La « Puerta de Europa », une prouesse architecturale

Gratte-ciel défiant les lois de la gravité, les « Tours KIO » constituant la Porte d’Europe, sont des incontournables de l’architecture madrilène contemporaine.

Vue panoramique du Paseo de la Castellana, de la Plaza de Castilla et des tours de la Puerta de Europa. Foto: Quique Huertas / Wikimedia Commons / PD

(Jean-Marc Claus) – Émergeant du tissu urbain madrilène, comme deux immenses slashs tombés du ciel, les tours de la « Puerta de Europa » construites entre 1989 et 1996, demeurent les plus célèbres gratte-ciels de la capitale espagnole. Les « Torres KIO », de Kuwait Investment Office, le principal actionnaire du groupe qui les a érigées, ont été imaginées par le cabinet John Burgee Architects, qui n’en était pas à son coup d’essai.

Autant d’années furent nécessaires car l’histoire du financement de cet édifice est réellement rocambolesque. Un véritable thriller politico-financier, démontrant admirablement le caractère impitoyable du monde merveilleux du capitalisme. L’affaire prenant une tournure géo-politique lors de l’invasion du Koweït par l’Irak en 1990, il ne manquait alors plus qu’un Bernard Madoff ou un Victor Lustig pour qu’elle vire en mode tragédie ou comédie.

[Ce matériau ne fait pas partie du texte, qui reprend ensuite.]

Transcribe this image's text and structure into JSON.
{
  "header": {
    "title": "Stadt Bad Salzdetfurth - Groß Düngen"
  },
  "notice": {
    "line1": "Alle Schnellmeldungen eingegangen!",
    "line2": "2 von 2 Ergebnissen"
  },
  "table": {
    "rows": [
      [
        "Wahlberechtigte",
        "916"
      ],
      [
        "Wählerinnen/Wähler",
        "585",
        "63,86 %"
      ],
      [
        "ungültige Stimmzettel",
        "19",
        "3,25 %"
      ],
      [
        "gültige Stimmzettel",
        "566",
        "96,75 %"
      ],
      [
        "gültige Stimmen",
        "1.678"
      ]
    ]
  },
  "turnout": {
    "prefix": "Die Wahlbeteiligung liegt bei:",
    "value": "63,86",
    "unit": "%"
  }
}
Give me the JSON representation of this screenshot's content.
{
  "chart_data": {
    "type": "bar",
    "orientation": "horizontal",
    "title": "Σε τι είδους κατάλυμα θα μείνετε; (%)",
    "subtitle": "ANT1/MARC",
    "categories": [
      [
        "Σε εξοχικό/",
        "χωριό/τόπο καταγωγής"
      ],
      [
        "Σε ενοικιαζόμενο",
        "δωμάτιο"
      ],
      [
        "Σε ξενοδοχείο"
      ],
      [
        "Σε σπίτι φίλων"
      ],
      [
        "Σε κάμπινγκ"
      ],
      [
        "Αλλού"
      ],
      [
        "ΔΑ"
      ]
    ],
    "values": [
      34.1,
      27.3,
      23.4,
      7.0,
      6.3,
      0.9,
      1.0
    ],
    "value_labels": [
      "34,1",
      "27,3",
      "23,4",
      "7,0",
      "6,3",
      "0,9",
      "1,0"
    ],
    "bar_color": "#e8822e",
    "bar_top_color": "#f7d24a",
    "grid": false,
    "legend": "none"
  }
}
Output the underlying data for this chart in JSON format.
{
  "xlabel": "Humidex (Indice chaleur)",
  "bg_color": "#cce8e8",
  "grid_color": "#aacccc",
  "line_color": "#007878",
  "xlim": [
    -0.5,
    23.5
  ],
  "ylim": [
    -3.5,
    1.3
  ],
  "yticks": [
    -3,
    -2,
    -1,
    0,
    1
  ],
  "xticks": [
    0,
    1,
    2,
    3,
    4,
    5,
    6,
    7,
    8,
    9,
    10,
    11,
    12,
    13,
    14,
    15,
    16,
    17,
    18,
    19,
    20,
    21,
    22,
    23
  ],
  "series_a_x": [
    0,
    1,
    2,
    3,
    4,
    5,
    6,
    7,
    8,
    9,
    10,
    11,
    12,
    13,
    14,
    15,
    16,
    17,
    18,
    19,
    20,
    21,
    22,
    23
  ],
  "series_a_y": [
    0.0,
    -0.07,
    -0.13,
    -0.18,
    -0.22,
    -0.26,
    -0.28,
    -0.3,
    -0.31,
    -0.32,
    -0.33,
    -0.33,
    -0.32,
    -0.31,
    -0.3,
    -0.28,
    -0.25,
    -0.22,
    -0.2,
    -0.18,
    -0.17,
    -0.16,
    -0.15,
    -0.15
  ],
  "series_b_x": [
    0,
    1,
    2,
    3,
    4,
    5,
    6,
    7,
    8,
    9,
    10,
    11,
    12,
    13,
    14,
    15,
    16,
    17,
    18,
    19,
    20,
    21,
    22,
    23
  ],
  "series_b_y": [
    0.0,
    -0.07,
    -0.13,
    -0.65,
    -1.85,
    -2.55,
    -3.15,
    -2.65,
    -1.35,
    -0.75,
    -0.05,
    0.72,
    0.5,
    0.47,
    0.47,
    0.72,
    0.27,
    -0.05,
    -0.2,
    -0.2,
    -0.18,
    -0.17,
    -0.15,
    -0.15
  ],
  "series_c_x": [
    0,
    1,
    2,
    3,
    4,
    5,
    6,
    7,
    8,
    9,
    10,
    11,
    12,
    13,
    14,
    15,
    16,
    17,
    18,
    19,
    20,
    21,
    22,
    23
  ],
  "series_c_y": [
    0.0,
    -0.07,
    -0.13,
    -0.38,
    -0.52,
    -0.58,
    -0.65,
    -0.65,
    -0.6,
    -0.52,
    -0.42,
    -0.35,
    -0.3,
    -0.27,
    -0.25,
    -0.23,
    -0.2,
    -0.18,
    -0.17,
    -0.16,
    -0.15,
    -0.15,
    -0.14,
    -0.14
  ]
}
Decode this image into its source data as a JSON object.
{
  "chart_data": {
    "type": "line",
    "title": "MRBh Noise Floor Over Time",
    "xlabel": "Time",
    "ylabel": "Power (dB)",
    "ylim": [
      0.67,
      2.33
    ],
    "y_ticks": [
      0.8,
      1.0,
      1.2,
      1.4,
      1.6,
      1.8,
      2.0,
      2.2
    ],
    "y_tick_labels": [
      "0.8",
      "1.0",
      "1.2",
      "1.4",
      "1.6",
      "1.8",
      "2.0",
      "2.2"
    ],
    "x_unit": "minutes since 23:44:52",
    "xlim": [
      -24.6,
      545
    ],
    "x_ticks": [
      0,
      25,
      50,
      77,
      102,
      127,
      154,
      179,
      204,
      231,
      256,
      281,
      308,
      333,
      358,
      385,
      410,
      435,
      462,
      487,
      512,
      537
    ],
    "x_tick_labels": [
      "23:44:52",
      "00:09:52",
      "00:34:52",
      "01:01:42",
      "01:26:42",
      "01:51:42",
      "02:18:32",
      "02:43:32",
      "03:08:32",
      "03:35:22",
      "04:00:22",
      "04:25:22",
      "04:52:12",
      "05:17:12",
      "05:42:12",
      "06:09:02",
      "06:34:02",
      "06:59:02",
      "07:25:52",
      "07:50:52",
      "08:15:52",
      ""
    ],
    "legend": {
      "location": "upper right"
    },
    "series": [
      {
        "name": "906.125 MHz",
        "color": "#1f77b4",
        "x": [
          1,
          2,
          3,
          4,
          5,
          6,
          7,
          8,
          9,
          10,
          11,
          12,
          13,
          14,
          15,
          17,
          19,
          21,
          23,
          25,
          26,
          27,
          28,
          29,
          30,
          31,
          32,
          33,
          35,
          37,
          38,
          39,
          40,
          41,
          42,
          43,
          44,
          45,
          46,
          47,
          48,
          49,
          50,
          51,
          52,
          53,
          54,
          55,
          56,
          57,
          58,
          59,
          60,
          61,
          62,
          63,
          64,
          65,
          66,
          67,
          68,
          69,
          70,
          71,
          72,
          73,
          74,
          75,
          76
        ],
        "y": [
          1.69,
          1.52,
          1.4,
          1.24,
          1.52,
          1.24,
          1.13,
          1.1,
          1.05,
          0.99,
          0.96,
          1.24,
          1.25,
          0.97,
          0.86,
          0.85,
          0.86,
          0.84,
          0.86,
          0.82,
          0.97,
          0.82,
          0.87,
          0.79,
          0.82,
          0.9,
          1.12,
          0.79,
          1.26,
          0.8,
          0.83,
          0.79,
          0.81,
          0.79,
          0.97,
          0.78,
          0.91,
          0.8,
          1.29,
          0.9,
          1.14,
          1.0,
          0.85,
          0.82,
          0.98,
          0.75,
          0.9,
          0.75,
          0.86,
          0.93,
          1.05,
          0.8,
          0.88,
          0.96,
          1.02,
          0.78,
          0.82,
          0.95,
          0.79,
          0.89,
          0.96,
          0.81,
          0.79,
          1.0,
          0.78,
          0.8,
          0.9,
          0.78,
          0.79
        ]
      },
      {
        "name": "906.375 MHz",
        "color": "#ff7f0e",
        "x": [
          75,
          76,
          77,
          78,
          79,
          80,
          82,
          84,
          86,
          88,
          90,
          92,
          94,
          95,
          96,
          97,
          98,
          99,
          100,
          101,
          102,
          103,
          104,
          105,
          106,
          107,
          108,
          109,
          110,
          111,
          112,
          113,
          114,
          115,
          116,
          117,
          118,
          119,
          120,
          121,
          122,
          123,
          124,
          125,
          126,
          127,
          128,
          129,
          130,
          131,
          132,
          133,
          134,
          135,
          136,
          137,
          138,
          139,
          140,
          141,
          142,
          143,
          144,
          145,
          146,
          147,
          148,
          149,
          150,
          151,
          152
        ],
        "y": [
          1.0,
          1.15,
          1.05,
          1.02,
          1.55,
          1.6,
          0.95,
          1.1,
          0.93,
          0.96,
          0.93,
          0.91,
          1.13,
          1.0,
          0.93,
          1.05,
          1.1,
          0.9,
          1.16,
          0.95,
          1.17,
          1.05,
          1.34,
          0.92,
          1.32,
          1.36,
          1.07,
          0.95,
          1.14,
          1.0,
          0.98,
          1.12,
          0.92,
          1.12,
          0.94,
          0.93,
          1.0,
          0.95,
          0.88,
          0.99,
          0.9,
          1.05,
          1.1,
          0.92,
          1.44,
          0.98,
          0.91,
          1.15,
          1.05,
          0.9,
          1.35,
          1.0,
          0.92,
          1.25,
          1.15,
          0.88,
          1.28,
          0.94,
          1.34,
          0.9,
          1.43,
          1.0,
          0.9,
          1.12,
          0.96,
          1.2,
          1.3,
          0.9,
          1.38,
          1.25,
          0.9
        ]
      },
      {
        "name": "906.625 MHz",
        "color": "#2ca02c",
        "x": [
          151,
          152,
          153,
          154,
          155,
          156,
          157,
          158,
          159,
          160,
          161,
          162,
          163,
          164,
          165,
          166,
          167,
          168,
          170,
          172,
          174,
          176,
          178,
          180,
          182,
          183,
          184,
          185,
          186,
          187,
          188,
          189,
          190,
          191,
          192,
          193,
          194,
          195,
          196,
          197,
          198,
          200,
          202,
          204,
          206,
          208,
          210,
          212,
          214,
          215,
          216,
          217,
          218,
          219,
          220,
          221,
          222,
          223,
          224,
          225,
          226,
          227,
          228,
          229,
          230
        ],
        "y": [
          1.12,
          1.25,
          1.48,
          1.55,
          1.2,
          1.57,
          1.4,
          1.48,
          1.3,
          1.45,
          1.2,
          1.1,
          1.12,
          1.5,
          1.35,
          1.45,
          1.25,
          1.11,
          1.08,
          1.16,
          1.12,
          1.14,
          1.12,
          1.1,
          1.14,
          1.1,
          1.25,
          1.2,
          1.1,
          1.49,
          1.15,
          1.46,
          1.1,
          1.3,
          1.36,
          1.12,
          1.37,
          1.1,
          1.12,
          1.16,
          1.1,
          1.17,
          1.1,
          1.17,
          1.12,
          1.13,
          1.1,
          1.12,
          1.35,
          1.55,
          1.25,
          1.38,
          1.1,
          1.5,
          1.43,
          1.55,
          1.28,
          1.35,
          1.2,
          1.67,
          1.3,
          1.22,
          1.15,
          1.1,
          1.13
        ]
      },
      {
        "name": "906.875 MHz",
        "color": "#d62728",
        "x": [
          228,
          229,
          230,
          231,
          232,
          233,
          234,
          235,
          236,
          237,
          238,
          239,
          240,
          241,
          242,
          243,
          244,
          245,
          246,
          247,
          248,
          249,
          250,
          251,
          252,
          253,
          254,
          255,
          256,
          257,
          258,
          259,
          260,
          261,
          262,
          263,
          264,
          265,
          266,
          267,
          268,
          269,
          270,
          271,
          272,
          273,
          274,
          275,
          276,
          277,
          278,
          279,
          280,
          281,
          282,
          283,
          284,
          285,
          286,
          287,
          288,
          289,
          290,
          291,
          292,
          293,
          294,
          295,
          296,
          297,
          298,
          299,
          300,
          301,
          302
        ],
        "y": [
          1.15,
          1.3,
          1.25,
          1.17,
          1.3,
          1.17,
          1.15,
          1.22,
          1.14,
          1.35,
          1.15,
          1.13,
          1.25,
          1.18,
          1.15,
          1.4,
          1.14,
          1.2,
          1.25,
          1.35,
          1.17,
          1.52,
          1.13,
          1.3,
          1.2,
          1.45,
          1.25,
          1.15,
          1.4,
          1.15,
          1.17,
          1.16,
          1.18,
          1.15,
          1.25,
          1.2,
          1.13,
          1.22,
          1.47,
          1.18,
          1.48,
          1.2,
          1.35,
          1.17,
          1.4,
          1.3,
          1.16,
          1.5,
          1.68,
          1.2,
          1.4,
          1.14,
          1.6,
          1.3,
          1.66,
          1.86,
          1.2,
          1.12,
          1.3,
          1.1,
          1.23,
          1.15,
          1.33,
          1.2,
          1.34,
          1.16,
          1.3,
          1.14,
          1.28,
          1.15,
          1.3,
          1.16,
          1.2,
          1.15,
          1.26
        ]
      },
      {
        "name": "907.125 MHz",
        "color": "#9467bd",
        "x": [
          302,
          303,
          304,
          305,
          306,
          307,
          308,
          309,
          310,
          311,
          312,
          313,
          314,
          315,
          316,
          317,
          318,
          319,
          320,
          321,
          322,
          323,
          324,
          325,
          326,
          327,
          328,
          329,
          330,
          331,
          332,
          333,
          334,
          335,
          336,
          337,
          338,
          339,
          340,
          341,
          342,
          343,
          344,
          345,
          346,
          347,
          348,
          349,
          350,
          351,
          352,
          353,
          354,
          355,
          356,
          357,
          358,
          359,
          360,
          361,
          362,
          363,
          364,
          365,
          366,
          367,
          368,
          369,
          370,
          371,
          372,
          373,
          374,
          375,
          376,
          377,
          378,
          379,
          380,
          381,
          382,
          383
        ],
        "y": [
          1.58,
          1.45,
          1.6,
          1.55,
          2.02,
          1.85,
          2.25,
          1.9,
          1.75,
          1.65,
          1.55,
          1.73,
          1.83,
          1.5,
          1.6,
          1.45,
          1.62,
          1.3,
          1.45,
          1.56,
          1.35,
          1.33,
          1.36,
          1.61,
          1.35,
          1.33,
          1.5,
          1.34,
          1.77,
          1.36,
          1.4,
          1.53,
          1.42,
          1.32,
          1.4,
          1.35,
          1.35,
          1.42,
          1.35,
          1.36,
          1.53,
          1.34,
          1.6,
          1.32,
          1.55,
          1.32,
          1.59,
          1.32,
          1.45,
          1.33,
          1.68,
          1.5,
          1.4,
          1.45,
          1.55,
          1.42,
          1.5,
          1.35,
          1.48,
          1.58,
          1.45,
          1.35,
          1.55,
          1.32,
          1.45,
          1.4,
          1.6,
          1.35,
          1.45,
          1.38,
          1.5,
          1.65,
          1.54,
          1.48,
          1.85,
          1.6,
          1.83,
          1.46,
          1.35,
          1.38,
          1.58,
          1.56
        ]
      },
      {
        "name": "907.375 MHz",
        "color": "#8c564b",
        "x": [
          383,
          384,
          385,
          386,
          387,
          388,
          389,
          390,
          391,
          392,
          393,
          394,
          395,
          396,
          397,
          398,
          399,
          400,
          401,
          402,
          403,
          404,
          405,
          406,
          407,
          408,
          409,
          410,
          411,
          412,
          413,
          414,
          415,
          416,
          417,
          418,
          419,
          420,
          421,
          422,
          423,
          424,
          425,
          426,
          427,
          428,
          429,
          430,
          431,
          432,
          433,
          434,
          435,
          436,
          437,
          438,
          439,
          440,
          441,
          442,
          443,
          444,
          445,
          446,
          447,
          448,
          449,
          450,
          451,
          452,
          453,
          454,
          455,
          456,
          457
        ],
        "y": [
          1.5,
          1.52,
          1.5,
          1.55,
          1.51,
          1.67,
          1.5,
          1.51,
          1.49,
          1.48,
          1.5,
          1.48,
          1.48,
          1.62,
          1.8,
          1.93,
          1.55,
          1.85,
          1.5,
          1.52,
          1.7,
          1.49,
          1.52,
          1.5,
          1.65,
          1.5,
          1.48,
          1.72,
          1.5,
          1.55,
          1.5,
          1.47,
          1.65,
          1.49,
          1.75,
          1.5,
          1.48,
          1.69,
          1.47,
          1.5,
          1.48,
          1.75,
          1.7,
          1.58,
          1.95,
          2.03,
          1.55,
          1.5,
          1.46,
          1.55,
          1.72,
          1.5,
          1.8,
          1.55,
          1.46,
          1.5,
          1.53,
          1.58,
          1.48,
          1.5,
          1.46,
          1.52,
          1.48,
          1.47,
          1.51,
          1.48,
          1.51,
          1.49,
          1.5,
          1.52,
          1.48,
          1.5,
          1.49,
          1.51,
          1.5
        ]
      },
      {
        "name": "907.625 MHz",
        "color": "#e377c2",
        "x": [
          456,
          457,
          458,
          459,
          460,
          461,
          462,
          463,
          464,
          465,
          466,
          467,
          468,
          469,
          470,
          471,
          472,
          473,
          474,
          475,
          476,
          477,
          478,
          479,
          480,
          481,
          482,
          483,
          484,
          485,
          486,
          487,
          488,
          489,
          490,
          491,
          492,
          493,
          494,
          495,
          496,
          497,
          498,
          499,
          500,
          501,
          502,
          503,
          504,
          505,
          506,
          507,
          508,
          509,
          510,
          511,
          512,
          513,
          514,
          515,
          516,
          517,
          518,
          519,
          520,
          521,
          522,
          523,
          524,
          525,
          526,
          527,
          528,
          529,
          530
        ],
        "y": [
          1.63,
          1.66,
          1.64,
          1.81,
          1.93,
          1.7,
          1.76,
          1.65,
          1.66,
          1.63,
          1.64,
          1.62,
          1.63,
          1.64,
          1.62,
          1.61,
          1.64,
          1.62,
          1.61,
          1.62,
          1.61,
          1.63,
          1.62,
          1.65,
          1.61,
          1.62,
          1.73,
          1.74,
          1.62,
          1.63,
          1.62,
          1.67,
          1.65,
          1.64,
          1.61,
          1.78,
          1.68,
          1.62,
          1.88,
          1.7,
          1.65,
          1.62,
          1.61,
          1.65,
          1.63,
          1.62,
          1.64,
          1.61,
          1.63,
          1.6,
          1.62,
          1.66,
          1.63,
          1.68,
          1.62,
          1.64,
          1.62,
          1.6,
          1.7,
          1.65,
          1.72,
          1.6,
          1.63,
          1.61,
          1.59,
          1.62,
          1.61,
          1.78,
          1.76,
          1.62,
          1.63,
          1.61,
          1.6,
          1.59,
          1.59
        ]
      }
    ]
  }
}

Faisant une concurrence déloyale à la Tour de Pise, actuellement inclinée d’un peu plus de 3,59°, car en phase de redressement, depuis son record de 5,66° atteint en 1993, les Torres KIO penchent l’une vers l’autre dans un angle de 14,3°. Mais dans leur cas, c’était prévu d’emblée. Ce qui n’enlève rien à cette prouesse architecturale qui servit de décor à plusieurs films, dont «Torrente 3 : El Protector » (2005) réalisé par Santiago Segura où elles sont détruites par un avion. Un film dans lequel Oliver Stone, qui avait aimé les précédents, a souhaité faire une apparition. Il s’avéra ainsi très convainquant dans un petit rôle de client de bar bien éméché !

En raison de son inclinaison, 4 des 8 ascenseurs dont est pourvu chaque édifice, s’arrêtent au 13e des 26 étages qui le composent. Le défi de l’ascenseur incliné reste en effet à relever. Mais pour les « Torres KIO » de la « Puerta de Europa », les architectes ont fait preuve d’ingéniosité à bien d’autres égards, afin de défier les lois de la gravité. Ces tours carrées de 35 m de côté et 113,8 m de haut, comptent aussi 3 sous-sols, 1 rez-de-chaussée et 1 entresol. Les structures supérieures sont progressivement allégées, mais non moins solides que les autres, car le sommet de chaque tour accueille un héliport où peuvent se poser des appareils pesant 4 tonnes.

Les façades associent acier inoxydable, aluminium et verre, ce qui leur donne cet aspect particulier dans le champ de gratte-ciel avoisinant la Plaza Castilla. Ils n’attirent pas que les regards des visiteurs, et n’excitent pas que l’imagination des artistes. L’un des accusés des attentats meurtriers de la Gare d’Atocha à Madrid (11 mars 2004) a déclaré, lors de son procès en 2007, ne pas connaître de repos jusqu’à la destruction des « Tours KIO ». Dans le même esprit djihadiste, l’État Islamique avait planifié des attaques similaires en 2017. L’ETA, en 2010, prévoyait un plan identique. Fort heureusement, jusqu’ici la « Puerta de Europa », n’a pas connu de 11 septembre.